A pochi chilometri dal centro abitato, in località Piano di Campo, sorge una chiesetta di campagna del XVIII secolo. Il luogo di culto rappresenta una località amata e venerata dagli abitanti del posto, luogo della manifestazione religiosa e popolare che anima e scandisce i ritmi della loro vita, la festa della Madonna di Piano di Campo. La prima domenica di maggio si svolge la processione per il trasferimento della statua della Madonna che, custodita per tutto l’anno nella cappella di campagna, viene portata in paese dove resta per tutto il mese.
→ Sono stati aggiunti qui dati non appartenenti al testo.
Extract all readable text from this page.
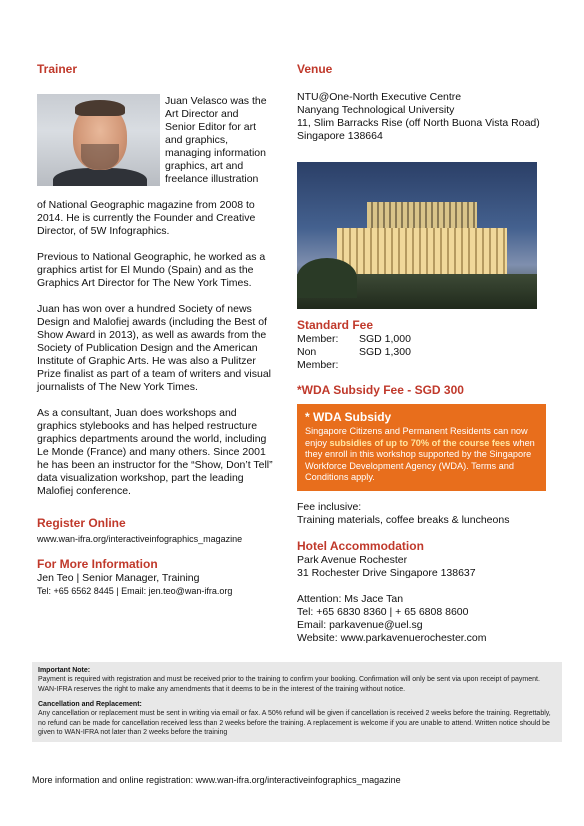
Trainer

Juan Velasco was the

Art Director and

Senior Editor for art

and graphics,

managing information

graphics, art and

freelance illustration

of National Geographic magazine from 2008 to 2014. He is currently the Founder and Creative Director, of 5W Infographics.

Previous to National Geographic, he worked as a graphics artist for El Mundo (Spain) and as the Graphics Art Director for The New York Times.

Juan has won over a hundred Society of news Design and Malofiej awards (including the Best of Show Award in 2013), as well as awards from the Society of Publication Design and the American Institute of Graphic Arts. He was also a Pulitzer Prize finalist as part of a team of writers and visual journalists of The New York Times.

As a consultant, Juan does workshops and graphics stylebooks and has helped restructure graphics departments around the world, including Le Monde (France) and many others. Since 2001 he has been an instructor for the “Show, Don’t Tell” data visualization workshop, part the leading Malofiej conference.

Register Online

www.wan-ifra.org/interactiveinfographics_magazine

For More Information

Jen Teo | Senior Manager, Training

Tel: +65 6562 8445 | Email: jen.teo@wan-ifra.org

Venue

NTU@One-North Executive Centre

Nanyang Technological University

11, Slim Barracks Rise (off North Buona Vista Road)

Singapore 138664

Standard Fee

Member:	SGD 1,000
Non Member:
SGD 1,300

*WDA Subsidy Fee - SGD 300

* WDA Subsidy

Singapore Citizens and Permanent Residents can now enjoy subsidies of up to 70% of the course fees when they enroll in this workshop supported by the Singapore Workforce Development Agency (WDA). Terms and Conditions apply.

Fee inclusive:

Training materials, coffee breaks & luncheons

Hotel Accommodation

Park Avenue Rochester

31 Rochester Drive Singapore 138637

Attention: Ms Jace Tan

Tel: +65 6830 8360 | + 65 6808 8600

Email: parkavenue@uel.sg

Website: www.parkavenuerochester.com

Important Note:

Payment is required with registration and must be received prior to the training to confirm your booking. Confirmation will only be sent via upon receipt of payment. WAN-IFRA reserves the right to make any amendments that it deems to be in the interest of the training without notice.

Cancellation and Replacement:

Any cancellation or replacement must be sent in writing via email or fax. A 50% refund will be given if cancellation is received 2 weeks before the training. Regrettably, no refund can be made for cancellation received less than 2 weeks before the training. A replacement is welcome if you are unable to attend. Written notice should be given to WAN-IFRA not later than 2 weeks before the training

More information and online registration: www.wan-ifra.org/interactiveinfographics_magazine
L’evento è celebrato con festeggiamenti in piazza che si protraggono fino a tarda notte. La cappella, a navata unica con tetto leggermente voltato e con un portale in pietra calcarea del XX secolo, custodisce la scultura lignea policroma della Madonna di Piano di Campo del XIV secolo, raffigurante la Vergine seduta in trono che sorregge il Bambino sulla gamba sinistra. La statua è corredata da due angioletti reggicandela che l’accompagnano in processione. Sulla strada che dal centro abitato di Oliveto Lucano porta alla cappella sono alloggiati, ai margini della strada, diversi poggi in pietra calcarea sui quali in passato, quando la statua era portata a spalla, veniva poggiata la Madonna. Oggi questi altarini hanno perso la loro funzione originaria, perchè la statua viene trasportata su un carrello motorizzato, ma rimango lì come silienziosi testimoni di una religiosità popolare radicata e genuina a testimonianza della devozione di ricchi e poveri che per ringraziare la Protettrice, magari per una grazia ricevuta o per chiedere protezione, avevano eretto il poggio.

Il Maggio di Oliveto

Oliveto Lucano è teatro ogni anno di una delle feste popolari più coinvolgenti della regione, il Maggio dedicato a S. Cipriano, patrono del paese. L’antichissimo rito, di origine pagana, rappresenta un inno alla fertilità della terra attraverso l’unione nuziale fra due alberi, il fusto di un cerro cioè il Maggio e la cima di un agrifoglio, che si celebra il 10/11 e 12 agosto, ed esprime compiutamente la centralità dei culti arborei. Il trasporto processionale dei due alberi è sicuramente la fase più spettacolare e coinvolgente che permette alla folla di diventare parte integrante del rito e rimanda a quel legame indossolubile che lega il Oliveto Lucano al territorio circostante ed ai fitti boschi che lo rivestono.

Le Cente

Le “cente”, che svilano per le vie del paese precedendo il Santo durante le processioni, sono delle costruzioni di candele addobbate con nastri, fiori e spighe realizzate per devozione. Un tempo dopo la processione venivano smantellate e le candele erano utilizzate in Chiesa oggi, venuta meno questa funzione per l’introduzione di candele artificiali, chi costruisce una “centa” lo fa unicamente per devozione e per mantenere viva una tradizione molto radicata. La sua realizzazione richiede mani esperte e la collaborazione e il lavoro di diverse donne. La base di lavoro è un telaio di legno che viene ricoperto da fettucce di stoffa bianca e da candele tutt’intorno, abbellito alle etremità da fiori e spighe e da un’immagine del Santo a cui è dedicata. Generalmente la mattina della festa, prima dell’inizio delle celebrazioni liturgiche, vengono portate in Chiesa accompagnate dalla banda e dopo la Santa Messa aprono la processione portate sulla testa dalle donne del paese.